Principais problemas do setor de saúde em 2021: o sistema sairá mais forte do choque? - PwC Brasil

As entidades de assistência à saúde e seu corpo clínico na linha de frente absorveram o impacto da pandemia e a carga emocional de testemunhar a morte de centenas de milhares de pessoas que nem puderam se despedir de seus entes queridos. Os médicos agora estão lidando com pacientes mais doentes devido a atrasos no atendimento durante a pandemia. O sistema de saúde em 2021 também enfrenta um enorme desafio para responder à crise de saúde mental. Só nos Estados Unidos, 32% dos consumidores pesquisados pelo Health Research Institute (HRI) disseram ter experimentado ansiedade ou depressão como resultado da pandemia.

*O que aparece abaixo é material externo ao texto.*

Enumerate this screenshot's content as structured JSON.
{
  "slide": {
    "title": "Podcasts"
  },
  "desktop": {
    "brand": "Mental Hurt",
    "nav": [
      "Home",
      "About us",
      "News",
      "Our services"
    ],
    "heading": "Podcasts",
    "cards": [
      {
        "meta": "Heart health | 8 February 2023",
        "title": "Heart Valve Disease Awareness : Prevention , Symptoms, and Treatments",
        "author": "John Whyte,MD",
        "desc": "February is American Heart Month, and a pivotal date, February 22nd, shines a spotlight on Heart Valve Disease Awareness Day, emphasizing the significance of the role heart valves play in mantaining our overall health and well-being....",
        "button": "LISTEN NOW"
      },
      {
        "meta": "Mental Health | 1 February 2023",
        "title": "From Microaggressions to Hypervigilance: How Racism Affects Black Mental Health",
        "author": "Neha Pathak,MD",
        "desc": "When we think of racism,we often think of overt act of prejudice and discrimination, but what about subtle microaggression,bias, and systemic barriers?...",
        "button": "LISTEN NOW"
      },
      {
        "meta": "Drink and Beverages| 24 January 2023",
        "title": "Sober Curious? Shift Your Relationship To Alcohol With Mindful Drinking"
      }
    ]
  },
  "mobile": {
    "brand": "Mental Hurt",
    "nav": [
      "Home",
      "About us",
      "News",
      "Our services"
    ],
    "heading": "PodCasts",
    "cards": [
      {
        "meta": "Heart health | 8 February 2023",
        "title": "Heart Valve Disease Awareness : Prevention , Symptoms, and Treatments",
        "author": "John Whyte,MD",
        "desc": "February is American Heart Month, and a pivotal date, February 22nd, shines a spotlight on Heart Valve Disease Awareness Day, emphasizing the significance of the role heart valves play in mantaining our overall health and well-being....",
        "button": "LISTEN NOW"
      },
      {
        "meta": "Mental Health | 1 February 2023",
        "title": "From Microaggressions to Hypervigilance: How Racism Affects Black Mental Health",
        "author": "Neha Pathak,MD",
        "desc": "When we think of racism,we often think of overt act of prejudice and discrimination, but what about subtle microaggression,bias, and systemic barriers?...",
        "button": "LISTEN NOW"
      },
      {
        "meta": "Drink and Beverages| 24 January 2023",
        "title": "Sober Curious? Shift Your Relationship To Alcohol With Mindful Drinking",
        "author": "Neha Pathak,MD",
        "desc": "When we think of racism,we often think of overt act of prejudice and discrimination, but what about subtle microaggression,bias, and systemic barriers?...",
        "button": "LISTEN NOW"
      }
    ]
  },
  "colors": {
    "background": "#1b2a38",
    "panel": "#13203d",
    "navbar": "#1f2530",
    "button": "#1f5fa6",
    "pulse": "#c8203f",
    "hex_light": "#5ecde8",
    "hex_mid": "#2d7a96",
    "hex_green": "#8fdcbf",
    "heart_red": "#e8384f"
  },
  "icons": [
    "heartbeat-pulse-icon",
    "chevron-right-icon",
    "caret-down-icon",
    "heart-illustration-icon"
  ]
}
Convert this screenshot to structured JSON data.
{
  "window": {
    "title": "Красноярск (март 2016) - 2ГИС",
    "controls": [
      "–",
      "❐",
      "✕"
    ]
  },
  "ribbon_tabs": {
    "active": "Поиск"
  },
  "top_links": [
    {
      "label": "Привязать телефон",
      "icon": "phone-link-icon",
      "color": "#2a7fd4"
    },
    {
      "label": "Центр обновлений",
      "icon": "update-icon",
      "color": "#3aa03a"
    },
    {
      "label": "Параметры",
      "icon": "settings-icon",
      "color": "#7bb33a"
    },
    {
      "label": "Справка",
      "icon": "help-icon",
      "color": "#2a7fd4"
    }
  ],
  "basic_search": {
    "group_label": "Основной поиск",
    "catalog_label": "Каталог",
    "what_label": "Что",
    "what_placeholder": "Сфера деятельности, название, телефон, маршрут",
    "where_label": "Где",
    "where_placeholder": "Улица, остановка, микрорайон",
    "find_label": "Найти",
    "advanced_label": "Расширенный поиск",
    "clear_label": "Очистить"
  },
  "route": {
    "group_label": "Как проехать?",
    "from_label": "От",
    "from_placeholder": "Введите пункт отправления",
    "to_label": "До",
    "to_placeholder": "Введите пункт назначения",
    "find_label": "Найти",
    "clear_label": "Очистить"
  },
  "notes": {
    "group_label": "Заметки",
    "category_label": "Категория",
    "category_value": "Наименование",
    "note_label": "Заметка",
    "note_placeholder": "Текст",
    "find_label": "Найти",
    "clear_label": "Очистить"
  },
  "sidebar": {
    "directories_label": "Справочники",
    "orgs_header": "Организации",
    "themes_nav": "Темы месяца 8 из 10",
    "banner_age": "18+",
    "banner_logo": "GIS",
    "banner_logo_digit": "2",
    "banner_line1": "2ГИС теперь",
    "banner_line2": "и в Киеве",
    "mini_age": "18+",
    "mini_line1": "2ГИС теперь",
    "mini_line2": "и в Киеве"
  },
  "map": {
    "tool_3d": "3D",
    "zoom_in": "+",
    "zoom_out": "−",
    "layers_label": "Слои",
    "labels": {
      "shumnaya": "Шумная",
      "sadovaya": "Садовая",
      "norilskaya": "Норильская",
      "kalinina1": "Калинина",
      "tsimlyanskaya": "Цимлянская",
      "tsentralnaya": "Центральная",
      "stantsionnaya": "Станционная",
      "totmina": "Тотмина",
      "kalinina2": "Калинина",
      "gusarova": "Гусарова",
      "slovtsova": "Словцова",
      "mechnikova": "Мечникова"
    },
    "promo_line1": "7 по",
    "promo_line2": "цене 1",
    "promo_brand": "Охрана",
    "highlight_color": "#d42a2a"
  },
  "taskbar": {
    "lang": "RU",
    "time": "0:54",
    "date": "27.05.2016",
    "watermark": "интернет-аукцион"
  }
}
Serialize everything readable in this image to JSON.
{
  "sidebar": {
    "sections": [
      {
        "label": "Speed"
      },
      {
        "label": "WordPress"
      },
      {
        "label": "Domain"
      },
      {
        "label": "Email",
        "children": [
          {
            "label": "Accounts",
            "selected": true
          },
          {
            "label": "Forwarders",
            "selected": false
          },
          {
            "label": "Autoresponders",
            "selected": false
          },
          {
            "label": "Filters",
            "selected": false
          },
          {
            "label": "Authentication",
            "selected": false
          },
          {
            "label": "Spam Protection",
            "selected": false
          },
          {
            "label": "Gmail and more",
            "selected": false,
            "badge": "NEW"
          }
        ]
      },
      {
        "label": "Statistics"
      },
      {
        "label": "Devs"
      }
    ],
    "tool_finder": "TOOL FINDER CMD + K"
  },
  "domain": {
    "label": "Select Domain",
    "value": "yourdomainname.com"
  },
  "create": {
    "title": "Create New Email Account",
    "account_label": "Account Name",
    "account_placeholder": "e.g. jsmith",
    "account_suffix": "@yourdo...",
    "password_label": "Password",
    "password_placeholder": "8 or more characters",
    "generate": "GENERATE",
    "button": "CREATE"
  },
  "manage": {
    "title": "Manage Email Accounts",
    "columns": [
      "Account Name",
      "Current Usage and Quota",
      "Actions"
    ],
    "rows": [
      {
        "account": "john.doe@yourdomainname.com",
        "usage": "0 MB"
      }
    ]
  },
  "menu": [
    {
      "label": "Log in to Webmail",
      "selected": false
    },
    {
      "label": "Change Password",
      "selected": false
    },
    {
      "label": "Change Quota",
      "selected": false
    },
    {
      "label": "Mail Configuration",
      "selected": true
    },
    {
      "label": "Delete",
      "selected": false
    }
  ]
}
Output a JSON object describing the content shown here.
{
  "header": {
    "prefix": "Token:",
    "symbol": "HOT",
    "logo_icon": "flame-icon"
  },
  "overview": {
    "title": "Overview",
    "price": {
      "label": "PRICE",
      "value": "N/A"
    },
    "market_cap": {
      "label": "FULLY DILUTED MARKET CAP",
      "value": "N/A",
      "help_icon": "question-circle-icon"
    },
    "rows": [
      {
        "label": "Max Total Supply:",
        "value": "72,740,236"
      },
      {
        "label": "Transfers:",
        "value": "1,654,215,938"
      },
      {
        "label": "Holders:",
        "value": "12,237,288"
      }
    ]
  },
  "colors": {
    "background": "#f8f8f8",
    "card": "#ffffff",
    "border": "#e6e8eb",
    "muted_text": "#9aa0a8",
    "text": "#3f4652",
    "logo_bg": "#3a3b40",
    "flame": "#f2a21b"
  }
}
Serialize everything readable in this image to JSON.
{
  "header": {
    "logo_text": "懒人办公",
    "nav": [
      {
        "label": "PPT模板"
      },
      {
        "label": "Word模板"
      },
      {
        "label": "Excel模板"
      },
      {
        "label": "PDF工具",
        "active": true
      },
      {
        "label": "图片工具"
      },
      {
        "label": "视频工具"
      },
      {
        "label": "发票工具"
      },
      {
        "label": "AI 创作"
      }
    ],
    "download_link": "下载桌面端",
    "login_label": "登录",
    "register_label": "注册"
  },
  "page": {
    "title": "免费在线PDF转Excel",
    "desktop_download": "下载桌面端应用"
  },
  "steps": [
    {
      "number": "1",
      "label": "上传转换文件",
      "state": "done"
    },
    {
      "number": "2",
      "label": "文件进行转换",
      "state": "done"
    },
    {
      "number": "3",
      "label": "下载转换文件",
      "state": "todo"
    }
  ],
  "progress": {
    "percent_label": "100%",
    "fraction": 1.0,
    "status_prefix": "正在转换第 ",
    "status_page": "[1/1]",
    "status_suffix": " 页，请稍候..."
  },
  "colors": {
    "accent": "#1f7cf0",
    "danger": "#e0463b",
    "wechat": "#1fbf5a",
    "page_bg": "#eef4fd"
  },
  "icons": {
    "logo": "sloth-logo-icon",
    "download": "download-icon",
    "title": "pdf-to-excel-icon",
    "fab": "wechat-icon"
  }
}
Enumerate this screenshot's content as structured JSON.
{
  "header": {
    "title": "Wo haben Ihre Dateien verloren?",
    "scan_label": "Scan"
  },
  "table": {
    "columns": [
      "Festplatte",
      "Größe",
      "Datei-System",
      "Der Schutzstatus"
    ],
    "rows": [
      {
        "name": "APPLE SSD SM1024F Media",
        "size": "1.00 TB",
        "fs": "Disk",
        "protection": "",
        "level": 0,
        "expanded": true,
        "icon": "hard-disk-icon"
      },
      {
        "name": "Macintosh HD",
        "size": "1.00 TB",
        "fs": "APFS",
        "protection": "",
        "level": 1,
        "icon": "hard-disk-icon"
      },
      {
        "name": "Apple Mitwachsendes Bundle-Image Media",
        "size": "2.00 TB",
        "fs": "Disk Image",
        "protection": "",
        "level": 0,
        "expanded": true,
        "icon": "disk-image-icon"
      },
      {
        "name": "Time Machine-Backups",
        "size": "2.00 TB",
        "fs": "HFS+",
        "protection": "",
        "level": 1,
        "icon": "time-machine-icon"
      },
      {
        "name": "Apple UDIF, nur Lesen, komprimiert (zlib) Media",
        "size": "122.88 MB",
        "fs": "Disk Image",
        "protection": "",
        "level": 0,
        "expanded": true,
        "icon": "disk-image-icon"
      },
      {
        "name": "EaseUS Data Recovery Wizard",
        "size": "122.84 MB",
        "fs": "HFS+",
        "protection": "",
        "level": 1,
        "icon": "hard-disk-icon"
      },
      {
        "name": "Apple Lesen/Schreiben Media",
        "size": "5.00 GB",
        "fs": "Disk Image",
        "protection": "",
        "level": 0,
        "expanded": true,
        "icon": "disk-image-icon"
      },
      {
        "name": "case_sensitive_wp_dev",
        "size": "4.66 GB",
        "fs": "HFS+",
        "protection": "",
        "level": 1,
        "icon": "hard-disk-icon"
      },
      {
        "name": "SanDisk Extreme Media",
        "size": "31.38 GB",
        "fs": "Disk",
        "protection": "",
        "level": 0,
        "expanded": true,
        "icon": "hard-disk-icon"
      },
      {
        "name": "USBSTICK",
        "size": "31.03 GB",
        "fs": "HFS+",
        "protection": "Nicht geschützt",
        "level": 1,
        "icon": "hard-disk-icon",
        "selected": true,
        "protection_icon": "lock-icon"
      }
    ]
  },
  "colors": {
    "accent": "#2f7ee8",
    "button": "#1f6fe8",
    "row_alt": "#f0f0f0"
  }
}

No relatório de principais questões do setor de saúde deste ano, o Health Research Institute (HRI) da PwC analisa como a indústria deve enfrentar as incertezas de 2021, criando resiliência para sobreviver no longo prazo desenvolvendo seus próprios sistemas de previsão, reformulando os portfólios de negócios pós-pandemia em prol da estabilidade e do crescimento financeiro e criando uma cadeia de suprimentos mais ágil e moderna.

As organizações precisam de infraestruturas e cadeias de suprimentos resilientes para absorver choques futuros. Precisam de sistemas de detecção para reconhecer problemas financeiros futuros e identificar os parceiros ou negócios certos. As organizações de saúde podem usar as lições de 2020 a fim de se preparar para este ano e considerar novos modelos de negócios.

A saúde virtual reformula a assistência à saúde

Para milhões de americanos e seus provedores de saúde, a pandemia foi uma introdução à telessaúde, muitas vezes com resultados desiguais. Os cuidadores, com níveis variados de experiência em telessaúde, tentaram repentinamente ter acesso aos pacientes onde eles estavam. Muitas visitas virtuais aconteceram em plataformas de saúde não tradicionais: em celulares, por meio de textos e mensagens. Este ano, o setor trabalhará para identificar quais visitas virtuais fazem mais sentido, além de onde e como elas devem ocorrer.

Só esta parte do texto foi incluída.